Creative financing from private funds
This month, Oklahoma-based Chesapeake Energy completed three separate deals worth $2.6bn in cash. The first, with an investment group led by an affiliate of the Blackstone Group, involved preferred shares and a 3.5% production royalty worth $1.25bn covering 245,000 net acres of unconventional liquids-rich tight sand plays in Oklahoma. The second was a “volumetric production purchase”, in which an affiliate of Morgan Stanley agreed to buy future production and reserves from Chesapeake for $745m, or approximately $4.68 per thousand cubic feet equivalent (cfe). The deal included 160 billion cfe of proved reserves and current production of 125m cubic feet a day (cf/d).
Since December 2007, Chesapeake has sold 1.37 trillion cfe of proved reserves for combined proceeds of $6.4bn under similar volumetric agreements.
Likewise, on 9 April, a coalition of equity funds announced the formation of Houston-based Exaro Energy, a funding vehicle dressed up as an exploration and production company to acquire an earning interest in Calgary-based Encana’s Jonah field in Wyoming.
The total value of the deal, after an initial investment of $182m and subsequent capital commitments, amounts to $380m. Exaro is hoping to assume about 33% of Encana’s Jonah interest, which is presently producing about 500m cf/d.
The investors behind Exaro include New York-based Jefferies Capital Partners, which has about $850m under management. Private equity funds tend to take a longer-term view than stock market investors, and will stay on the sidelines if they don’t think the timing is right. For companies like Encana and Chesapeake, it is an incremental step to closing budget gaps made worse by low gas prices.
On 2 April, Encana said it was looking for partners to accelerate development of 1m acres in the Tuscaloosa Marine Shales in Mississippi and Louisiana; Michigan’s Utica/Collingwood; the Eaglebine play in east Texas; and the Mississippian Lime in Oklahoma and Kansas.
That will take more money than it is making in dry gas plays such as the Haynesville in Louisiana and the Horn River in northern Canada.

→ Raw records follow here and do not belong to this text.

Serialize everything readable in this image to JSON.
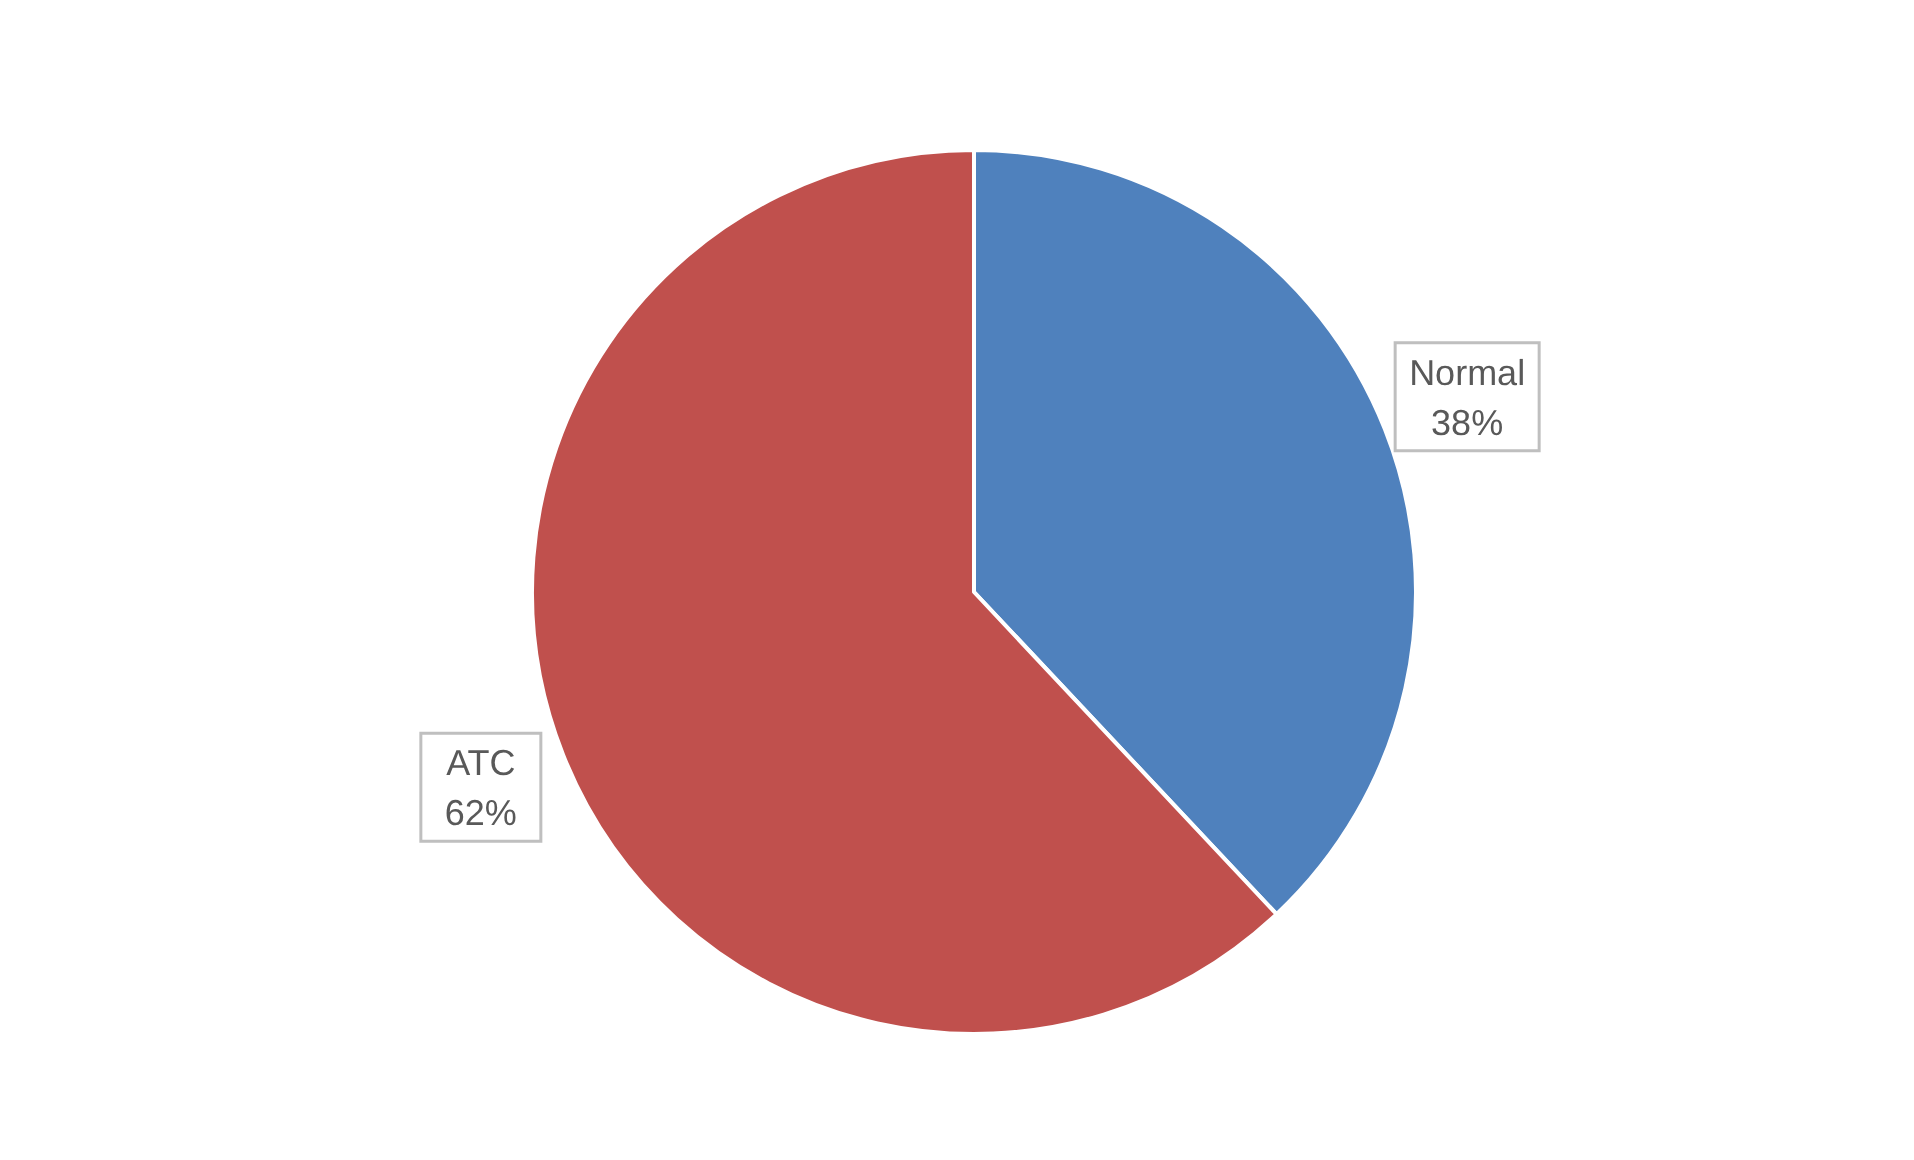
{
  "chart_data": {
    "type": "pie",
    "categories": [
      "Normal",
      "ATC"
    ],
    "values": [
      38,
      62
    ],
    "colors": [
      "#4f81bd",
      "#c0504d"
    ],
    "value_labels": [
      "38%",
      "62%"
    ],
    "legend": false
  }
}
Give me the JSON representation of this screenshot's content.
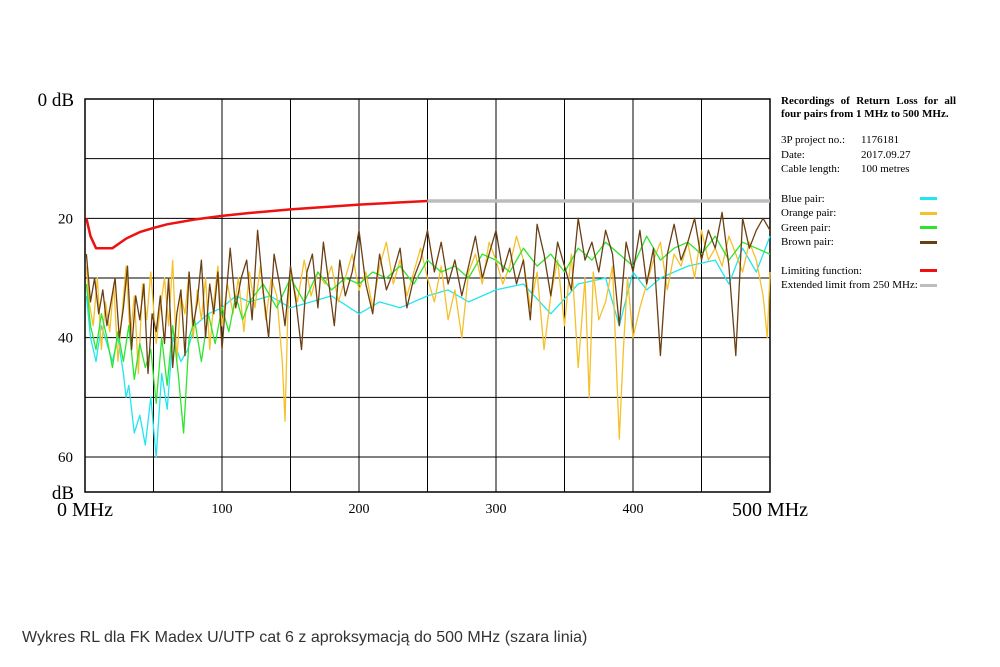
{
  "chart_data": {
    "type": "line",
    "title": "Recordings of Return Loss for all four pairs from 1 MHz to 500 MHz.",
    "xlabel": "MHz",
    "ylabel": "dB",
    "xlim": [
      0,
      500
    ],
    "ylim": [
      0,
      66
    ],
    "y_inverted": true,
    "grid": true,
    "x_ticks": [
      {
        "value": 0,
        "label": "0 MHz",
        "big": true
      },
      {
        "value": 100,
        "label": "100"
      },
      {
        "value": 200,
        "label": "200"
      },
      {
        "value": 300,
        "label": "300"
      },
      {
        "value": 400,
        "label": "400"
      },
      {
        "value": 500,
        "label": "500 MHz",
        "big": true
      }
    ],
    "y_ticks": [
      {
        "value": 0,
        "label": "0 dB",
        "big": true
      },
      {
        "value": 20,
        "label": "20"
      },
      {
        "value": 40,
        "label": "40"
      },
      {
        "value": 60,
        "label": "60"
      },
      {
        "value": 65,
        "label": "dB",
        "big": true
      }
    ],
    "series": [
      {
        "name": "Blue pair:",
        "color": "#22e5f0",
        "x": [
          1,
          4,
          8,
          12,
          16,
          20,
          24,
          28,
          30,
          32,
          36,
          40,
          44,
          48,
          52,
          56,
          60,
          64,
          70,
          75,
          80,
          90,
          100,
          110,
          120,
          135,
          150,
          165,
          180,
          200,
          215,
          230,
          250,
          265,
          280,
          300,
          320,
          340,
          360,
          380,
          390,
          400,
          410,
          420,
          440,
          460,
          470,
          480,
          490,
          500
        ],
        "y": [
          33,
          40,
          44,
          38,
          41,
          44,
          40,
          46,
          50,
          48,
          56,
          53,
          58,
          50,
          60,
          46,
          52,
          40,
          44,
          42,
          38,
          36,
          35,
          33,
          34,
          33,
          35,
          34,
          33,
          36,
          34,
          35,
          33,
          32,
          34,
          32,
          31,
          36,
          31,
          30,
          38,
          29,
          32,
          30,
          28,
          27,
          31,
          25,
          29,
          23
        ]
      },
      {
        "name": "Orange pair:",
        "color": "#f5c02a",
        "x": [
          1,
          3,
          6,
          9,
          12,
          15,
          18,
          21,
          24,
          27,
          30,
          33,
          36,
          39,
          42,
          45,
          48,
          52,
          55,
          58,
          61,
          64,
          67,
          70,
          73,
          76,
          79,
          82,
          85,
          88,
          91,
          94,
          97,
          100,
          104,
          108,
          112,
          116,
          120,
          124,
          128,
          132,
          136,
          140,
          144,
          146,
          148,
          150,
          155,
          160,
          165,
          170,
          175,
          180,
          185,
          190,
          195,
          200,
          205,
          210,
          215,
          220,
          225,
          230,
          235,
          240,
          245,
          250,
          255,
          260,
          265,
          270,
          275,
          280,
          285,
          290,
          295,
          300,
          305,
          310,
          315,
          320,
          325,
          330,
          335,
          340,
          345,
          350,
          355,
          360,
          365,
          368,
          371,
          375,
          380,
          385,
          390,
          393,
          396,
          400,
          405,
          410,
          415,
          420,
          425,
          430,
          435,
          440,
          445,
          450,
          455,
          460,
          465,
          470,
          475,
          480,
          485,
          490,
          495,
          498,
          500
        ],
        "y": [
          28,
          34,
          38,
          30,
          42,
          34,
          39,
          31,
          44,
          36,
          28,
          40,
          33,
          46,
          31,
          37,
          29,
          41,
          35,
          30,
          38,
          27,
          44,
          33,
          36,
          29,
          40,
          32,
          37,
          30,
          42,
          34,
          28,
          38,
          31,
          36,
          30,
          39,
          29,
          35,
          28,
          37,
          30,
          33,
          44,
          54,
          36,
          29,
          34,
          27,
          33,
          29,
          31,
          28,
          34,
          30,
          26,
          32,
          29,
          35,
          28,
          24,
          31,
          27,
          33,
          29,
          25,
          30,
          34,
          28,
          37,
          32,
          40,
          29,
          26,
          31,
          24,
          27,
          31,
          28,
          23,
          27,
          35,
          29,
          42,
          33,
          27,
          38,
          26,
          45,
          30,
          50,
          29,
          37,
          34,
          28,
          57,
          42,
          30,
          40,
          35,
          31,
          27,
          24,
          32,
          26,
          28,
          24,
          30,
          22,
          27,
          25,
          28,
          23,
          26,
          29,
          24,
          27,
          33,
          40,
          29
        ]
      },
      {
        "name": "Green pair:",
        "color": "#2ee52e",
        "x": [
          1,
          4,
          8,
          12,
          16,
          20,
          24,
          28,
          32,
          36,
          40,
          44,
          48,
          52,
          56,
          60,
          64,
          68,
          72,
          76,
          80,
          85,
          90,
          95,
          100,
          105,
          110,
          115,
          120,
          130,
          140,
          150,
          160,
          170,
          180,
          190,
          200,
          210,
          220,
          230,
          240,
          250,
          260,
          270,
          280,
          290,
          300,
          310,
          320,
          330,
          340,
          350,
          360,
          370,
          380,
          390,
          400,
          410,
          420,
          430,
          440,
          450,
          460,
          470,
          480,
          490,
          500
        ],
        "y": [
          31,
          38,
          42,
          36,
          40,
          45,
          39,
          44,
          38,
          47,
          41,
          45,
          42,
          51,
          40,
          48,
          38,
          46,
          56,
          40,
          37,
          44,
          36,
          41,
          35,
          39,
          33,
          37,
          34,
          31,
          35,
          30,
          34,
          29,
          32,
          30,
          31,
          29,
          30,
          28,
          31,
          27,
          29,
          28,
          30,
          26,
          27,
          29,
          25,
          28,
          26,
          29,
          25,
          27,
          24,
          26,
          28,
          23,
          27,
          25,
          24,
          26,
          23,
          27,
          24,
          25,
          26
        ]
      },
      {
        "name": "Brown pair:",
        "color": "#6b3f14",
        "x": [
          1,
          4,
          7,
          10,
          13,
          16,
          19,
          22,
          25,
          28,
          31,
          34,
          37,
          40,
          43,
          46,
          49,
          52,
          55,
          58,
          61,
          64,
          67,
          70,
          73,
          76,
          79,
          82,
          85,
          88,
          91,
          94,
          97,
          100,
          103,
          106,
          110,
          114,
          118,
          122,
          126,
          130,
          134,
          138,
          142,
          146,
          150,
          154,
          158,
          162,
          166,
          170,
          174,
          178,
          182,
          186,
          190,
          195,
          200,
          205,
          210,
          215,
          220,
          225,
          230,
          235,
          240,
          245,
          250,
          255,
          260,
          265,
          270,
          275,
          280,
          285,
          290,
          295,
          300,
          305,
          310,
          315,
          320,
          325,
          330,
          335,
          340,
          345,
          350,
          355,
          360,
          365,
          370,
          375,
          380,
          385,
          390,
          395,
          400,
          405,
          410,
          415,
          420,
          425,
          430,
          435,
          440,
          445,
          450,
          455,
          460,
          465,
          470,
          475,
          480,
          485,
          490,
          495,
          500
        ],
        "y": [
          26,
          34,
          30,
          36,
          32,
          38,
          34,
          30,
          40,
          35,
          28,
          42,
          33,
          37,
          31,
          46,
          36,
          39,
          33,
          41,
          30,
          45,
          36,
          32,
          43,
          29,
          38,
          34,
          27,
          40,
          31,
          36,
          29,
          42,
          33,
          25,
          35,
          30,
          27,
          37,
          22,
          32,
          40,
          26,
          31,
          38,
          28,
          34,
          42,
          29,
          26,
          35,
          24,
          31,
          38,
          27,
          33,
          29,
          22,
          31,
          36,
          26,
          32,
          29,
          25,
          35,
          30,
          27,
          22,
          29,
          24,
          31,
          27,
          33,
          28,
          23,
          30,
          26,
          22,
          29,
          25,
          31,
          27,
          37,
          21,
          26,
          33,
          24,
          28,
          32,
          20,
          27,
          24,
          29,
          22,
          26,
          38,
          24,
          29,
          22,
          31,
          25,
          43,
          26,
          21,
          27,
          24,
          20,
          27,
          22,
          25,
          19,
          28,
          43,
          20,
          25,
          22,
          20,
          22
        ]
      },
      {
        "name": "Limiting function:",
        "color": "#ee1111",
        "x": [
          1,
          4,
          8,
          12,
          16,
          20,
          30,
          40,
          50,
          60,
          80,
          100,
          120,
          150,
          175,
          200,
          225,
          250
        ],
        "y": [
          20,
          23,
          25,
          25,
          25,
          25,
          23.4,
          22.3,
          21.6,
          21.0,
          20.2,
          19.6,
          19.1,
          18.5,
          18.1,
          17.7,
          17.4,
          17.1
        ]
      },
      {
        "name": "Extended limit from 250 MHz:",
        "color": "#bdbdbd",
        "x": [
          250,
          500
        ],
        "y": [
          17.1,
          17.1
        ]
      }
    ]
  },
  "panel": {
    "title": "Recordings of Return Loss for all four pairs from 1 MHz to 500 MHz.",
    "project_label": "3P project no.:",
    "project_value": "1176181",
    "date_label": "Date:",
    "date_value": "2017.09.27",
    "cable_label": "Cable length:",
    "cable_value": "100 metres"
  },
  "caption": "Wykres RL dla FK Madex U/UTP cat 6 z aproksymacją do 500 MHz (szara linia)"
}
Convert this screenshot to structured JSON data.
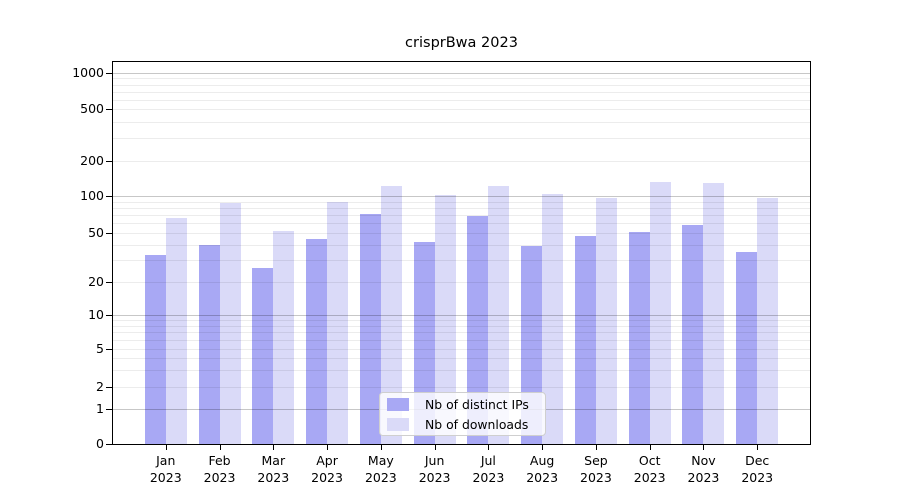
{
  "chart_data": {
    "type": "bar",
    "title": "crisprBwa 2023",
    "x_categories": [
      "Jan",
      "Feb",
      "Mar",
      "Apr",
      "May",
      "Jun",
      "Jul",
      "Aug",
      "Sep",
      "Oct",
      "Nov",
      "Dec"
    ],
    "x_year": "2023",
    "series": [
      {
        "name": "Nb of distinct IPs",
        "color": "#a8a8f4",
        "values": [
          33,
          40,
          26,
          45,
          71,
          42,
          69,
          39,
          47,
          51,
          58,
          35
        ]
      },
      {
        "name": "Nb of downloads",
        "color": "#dadaf8",
        "values": [
          66,
          88,
          52,
          89,
          121,
          101,
          122,
          104,
          97,
          132,
          129,
          97
        ]
      }
    ],
    "y_ticks": [
      0,
      1,
      2,
      5,
      10,
      20,
      50,
      100,
      200,
      500,
      1000
    ],
    "y_scale": "symlog",
    "ylim": [
      0,
      1250
    ],
    "xlabel": "",
    "ylabel": "",
    "grid": true,
    "legend_position": "lower center"
  }
}
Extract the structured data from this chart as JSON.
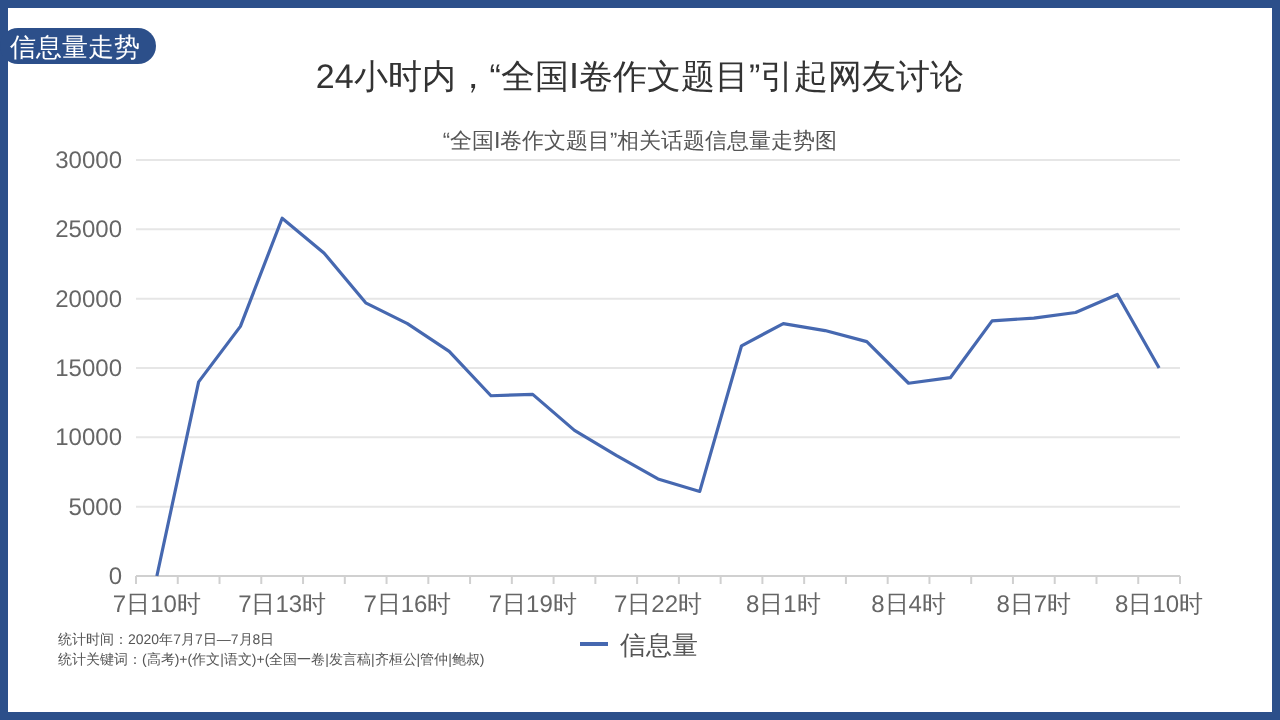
{
  "chart_data": {
    "type": "line",
    "title": "24小时内，“全国Ⅰ卷作文题目”引起网友讨论",
    "subtitle": "“全国Ⅰ卷作文题目”相关话题信息量走势图",
    "categories": [
      "7日10时",
      null,
      null,
      "7日13时",
      null,
      null,
      "7日16时",
      null,
      null,
      "7日19时",
      null,
      null,
      "7日22时",
      null,
      null,
      "8日1时",
      null,
      null,
      "8日4时",
      null,
      null,
      "8日7时",
      null,
      null,
      "8日10时"
    ],
    "series": [
      {
        "name": "信息量",
        "color": "#4668b0",
        "values": [
          0,
          14000,
          18000,
          25800,
          23300,
          19700,
          18200,
          16200,
          13000,
          13100,
          10500,
          8700,
          7000,
          6100,
          16600,
          18200,
          17700,
          16900,
          13900,
          14300,
          18400,
          18600,
          19000,
          20300,
          15000
        ]
      }
    ],
    "ylim": [
      0,
      30000
    ],
    "yticks": [
      0,
      5000,
      10000,
      15000,
      20000,
      25000,
      30000
    ],
    "grid": "y",
    "legend": "bottom",
    "annotations": [
      "信息量走势",
      "统计时间：2020年7月7日—7月8日",
      "统计关键词：(高考)+(作文|语文)+(全国一卷|发言稿|齐桓公|管仲|鲍叔)"
    ]
  }
}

Although it is not a supermajor, Encana is North America’s third-largest gas producer after ExxonMobil and Chesapeake, and, like Chesapeake, it has assets it can liquidate to raise cash and keep its drill bits spinning.
However, both companies have seen their shares fall in tandem with natural gas prices and are trading near-record lows. On 11 April, Chesapeake lost 3% on the New York Stock Exchange (NYSE) to hit a new 52-week low of $20.03, down from $35.75 last August. Likewise, Encana’s New York-listed shares finished at $17.96, slightly above its all-time low of $17.02.
In contrast, ExxonMobil is thriving – its shares are near its 2008 peak, hovering at $82.70. But ExxonMobil is an integrated company and can afford to sit on its North American gas. It also has the luxury of considering liquefied natural gas, chemicals or any number of other options for processing its gas production.
It is also in a position to take aim at its competitors. And if the gas price continues to fall, that day may come sooner than later.